This was quite a find! A family was cleaning out their grandfather's garage and came across these. This Winchester 1875 reloading tool and an extremely rare 1st Model Scissor handle brass mold in .44 WCF were found together in an old box. They are totally untouched with many years of dirt, crud, and a bit of rust. It is quite likely that they have together since they were new. We can only wonder about the fate of the Winchester 1st Model 1873 rifle or carbine they once serviced back in the days of the frontier. These date to around 1875 or 1876. The Model 1875 tools are not terribly uncommon but the 1st Model brass molds are super rare. I've been collecting since the 1980's and this is only the second example we've had. The last one was about ten years ago. It too, came from the western United States. See link:
The early spoon-handled Model 1875 tool is marked .44 WCF and externally has about 25% of its original gold paint over its original cast iron surface. The inside of the tool has about 60% original gold paint. It has the OCT 20. 1874 patent date cast into the upper handle. This one also has the extra cut and decapper pick for removing the stubborn Berdan primers. Like most, the other decapper which came loose for removing the boxer primed cases is long gone.

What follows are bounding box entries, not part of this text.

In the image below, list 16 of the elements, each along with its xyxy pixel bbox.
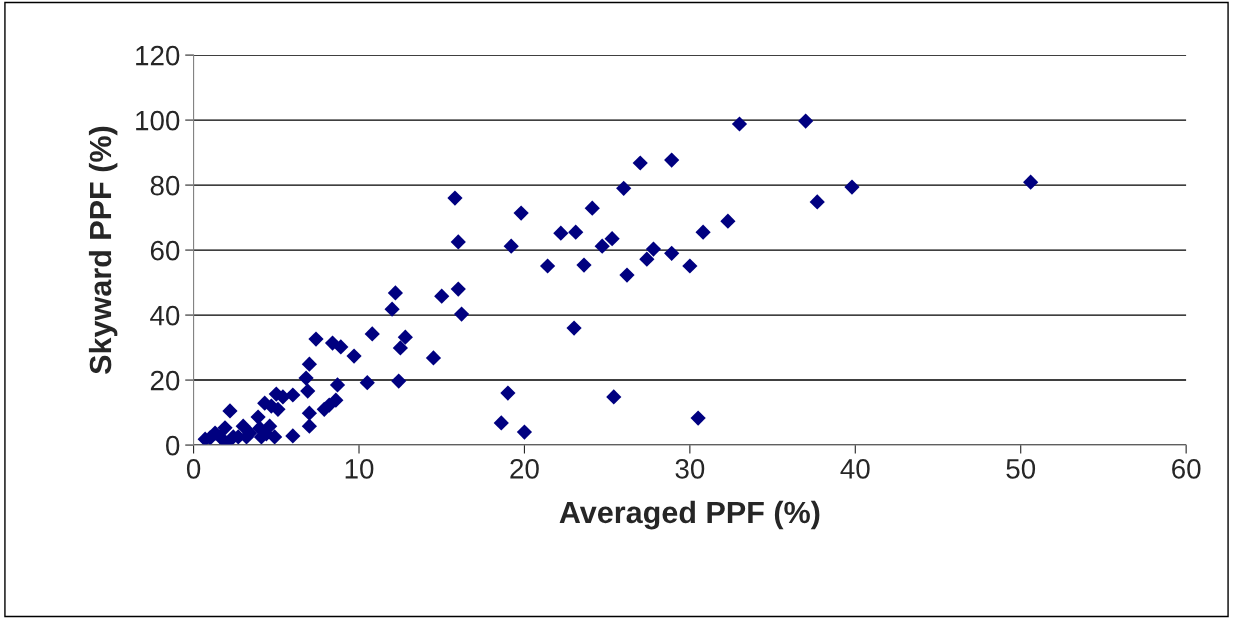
x-tick-label: 60	[1172, 458, 1201, 479]
y-axis-title: Skyward PPF (%)	[88, 126, 118, 374]
x-tick-label: 20	[510, 458, 539, 479]
x-tick-label: 10	[345, 458, 374, 479]
y-tick-label: 0	[166, 435, 180, 456]
y-tick-label: 60	[150, 240, 180, 261]
x-tick-label: 0	[186, 458, 201, 479]
y-tick-label: 80	[150, 175, 180, 196]
x-tick-label: 30	[675, 458, 705, 479]
y-tick-label: 40	[150, 305, 180, 326]
x-tick-label: 50	[1006, 458, 1036, 479]
x-tick-label: 40	[840, 458, 870, 479]
x-axis-title: Averaged PPF (%)	[559, 500, 820, 530]
y-tick-label: 100	[136, 110, 180, 131]
y-tick-label: 20	[150, 370, 180, 391]
y-tick-label: 120	[136, 45, 180, 66]
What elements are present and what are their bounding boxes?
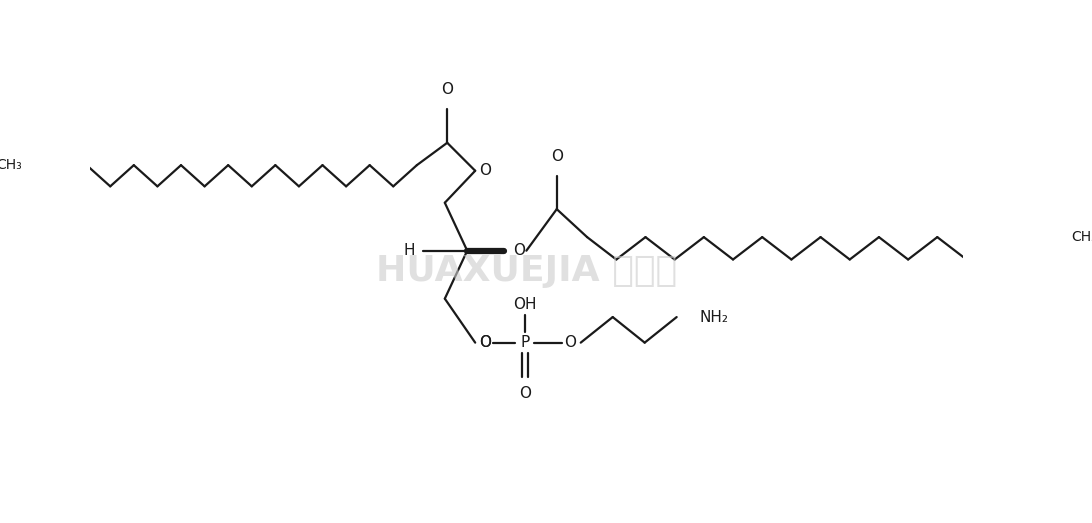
Text: O: O [479, 335, 491, 350]
Text: O: O [479, 163, 491, 178]
Text: O: O [513, 243, 525, 258]
Text: O: O [441, 82, 453, 97]
Text: HUAXUEJIA 化学加: HUAXUEJIA 化学加 [376, 254, 677, 288]
Text: H: H [404, 243, 415, 258]
Text: OH: OH [513, 297, 536, 312]
Text: CH₃: CH₃ [0, 158, 22, 172]
Text: O: O [565, 335, 577, 350]
Text: O: O [479, 335, 491, 350]
Text: NH₂: NH₂ [699, 310, 728, 325]
Text: CH₃: CH₃ [1071, 230, 1092, 244]
Text: O: O [519, 385, 531, 401]
Text: O: O [550, 149, 562, 164]
Text: P: P [520, 335, 530, 350]
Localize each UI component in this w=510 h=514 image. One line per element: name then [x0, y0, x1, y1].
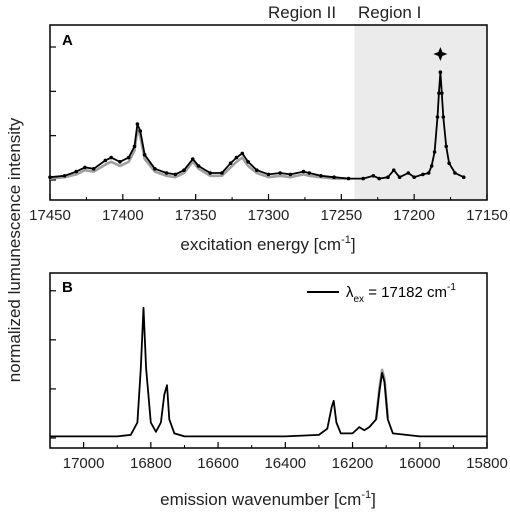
- data-point: [346, 176, 351, 181]
- data-point: [109, 155, 113, 160]
- data-point: [301, 169, 306, 174]
- data-point: [432, 150, 437, 154]
- data-point: [266, 172, 271, 177]
- panel-a-y-ticks: [50, 46, 56, 181]
- data-point: [307, 171, 312, 175]
- series-line: [50, 306, 487, 438]
- x-tick-label: 17250: [320, 207, 362, 224]
- data-point: [371, 174, 376, 178]
- panel-a: 17450 17400 17350 17300 17250 17200 17150 A Re…: [29, 3, 508, 254]
- data-point: [103, 158, 108, 163]
- data-point: [246, 160, 250, 164]
- data-point: [74, 169, 79, 174]
- data-point: [220, 171, 224, 175]
- data-point: [391, 168, 396, 172]
- data-point: [142, 153, 147, 157]
- data-point: [164, 171, 169, 175]
- x-tick-label: 17150: [466, 207, 508, 224]
- panel-b-x-axis-title: emission wavenumber [cm-1]: [160, 489, 376, 509]
- x-tick-label: 16800: [130, 455, 172, 472]
- data-point: [440, 91, 444, 95]
- data-point: [255, 168, 259, 172]
- region-i-label: Region I: [358, 3, 421, 22]
- data-point: [447, 161, 451, 165]
- data-point: [438, 70, 443, 74]
- data-point: [190, 157, 195, 161]
- region-ii-label: Region II: [268, 3, 336, 22]
- data-point: [228, 161, 233, 165]
- x-tick-label: 17000: [63, 455, 105, 472]
- data-point: [153, 167, 157, 171]
- data-point: [444, 144, 449, 149]
- x-tick-label: 16600: [197, 455, 239, 472]
- data-point: [138, 129, 143, 133]
- y-axis-title: normalized lumunescence intensity: [5, 117, 24, 382]
- data-point: [240, 151, 245, 156]
- data-point: [182, 168, 186, 172]
- data-point: [132, 144, 137, 149]
- data-point: [435, 115, 440, 119]
- x-tick-label: 17300: [248, 207, 290, 224]
- data-point: [288, 172, 293, 177]
- x-tick-label: 17350: [175, 207, 217, 224]
- data-point: [135, 122, 140, 126]
- data-point: [83, 165, 87, 170]
- data-point: [62, 174, 67, 178]
- data-point: [429, 164, 434, 168]
- data-point: [361, 176, 365, 181]
- x-tick-label: 16000: [399, 455, 441, 472]
- panel-a-x-ticks: 17450 17400 17350 17300 17250 17200 17150: [29, 194, 508, 224]
- region-i-shade: [354, 25, 487, 200]
- data-point: [91, 167, 96, 171]
- panel-b-legend: λex = 17182 cm-1: [307, 282, 456, 305]
- data-point: [118, 160, 122, 164]
- data-point: [196, 164, 201, 168]
- panel-b-series: [50, 306, 487, 438]
- data-point: [397, 175, 402, 179]
- data-point: [441, 115, 446, 119]
- panel-b-y-ticks: [50, 290, 56, 439]
- x-tick-label: 15800: [466, 455, 508, 472]
- data-point: [412, 175, 416, 179]
- data-point: [386, 175, 390, 179]
- panel-b-frame: [49, 272, 488, 449]
- panel-b: 17000 16800 16600 16400 16200 16000 15800 B λe…: [49, 272, 508, 509]
- x-tick-label: 16200: [332, 455, 374, 472]
- data-point: [332, 175, 336, 179]
- x-tick-label: 17200: [393, 207, 435, 224]
- peak-star-marker: [433, 47, 448, 61]
- data-point: [173, 172, 178, 177]
- panel-a-series: [48, 70, 466, 181]
- panel-a-x-axis-title: excitation energy [cm-1]: [180, 234, 355, 254]
- data-point: [234, 155, 239, 160]
- data-point: [278, 171, 282, 175]
- data-point: [421, 172, 425, 177]
- panel-b-x-ticks: 17000 16800 16600 16400 16200 16000 15800: [63, 442, 508, 472]
- data-point: [208, 171, 213, 175]
- data-point: [126, 155, 131, 160]
- data-point: [406, 171, 411, 175]
- x-tick-label: 17450: [29, 207, 71, 224]
- data-point: [437, 91, 441, 95]
- data-point: [453, 171, 457, 175]
- star-marker-shape: [433, 47, 448, 61]
- x-tick-label: 17400: [102, 207, 144, 224]
- x-tick-label: 16400: [264, 455, 306, 472]
- panel-a-tag: A: [62, 32, 73, 49]
- series-line-gray: [49, 128, 349, 180]
- data-point: [377, 176, 382, 181]
- data-point: [319, 174, 323, 178]
- panel-b-tag: B: [62, 279, 73, 296]
- data-point: [48, 175, 52, 179]
- legend-label: λex = 17182 cm-1: [346, 282, 456, 305]
- data-point: [461, 175, 466, 179]
- data-point: [426, 171, 431, 175]
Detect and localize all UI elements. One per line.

The 1st Model Winchester Scissor handle mold is in great shape and has never been cleaned. There is some surface rust on the iron sprue cutter. I'm sure it will clean up nicely but we're not going to touch it. The brass has a very nice dark patina with a fair bit of dirt and crud. In looking at it closely, we found that this one is actually marked with the caliber on the left side which reads just like the tool, "44 W.C.F." It is difficult to see, not due to wear, but because it's under a lot of dirt which has never been cleaned. We took a couple of photos of it so hopefully, it will reveal itself provided you look closely. There is at least one other known 1st Model scissor handle mold with this same marking. That particular mold was once in the Lewis Yearout collection and I know the current owner. In a discussion posted about it, one collector presented an interesting theory that the mold would not have been marked with a .44 WCF caliber designation until the year 1876 when the Model 1876 Winchester rifle in 45-75 WCF was introduced. This might explain why it was found with this early but slightly later Model 1875 tool instead of the Model 1874 reloader which was produced for just one year. Before we found this pair, I had always assumed that this mold would have only been Model 1874 tool. With the caliber marking designation and the fact that this was found with a Model 1875, this could lend some historical insight towards the span of production for these early molds. I will have to leave that up to the research guys. That said though, we are going to sell these as a pair. They would make a great addition to any early period Winchester collection and would go nicely with a 1st Model 1873 rifle or carbine.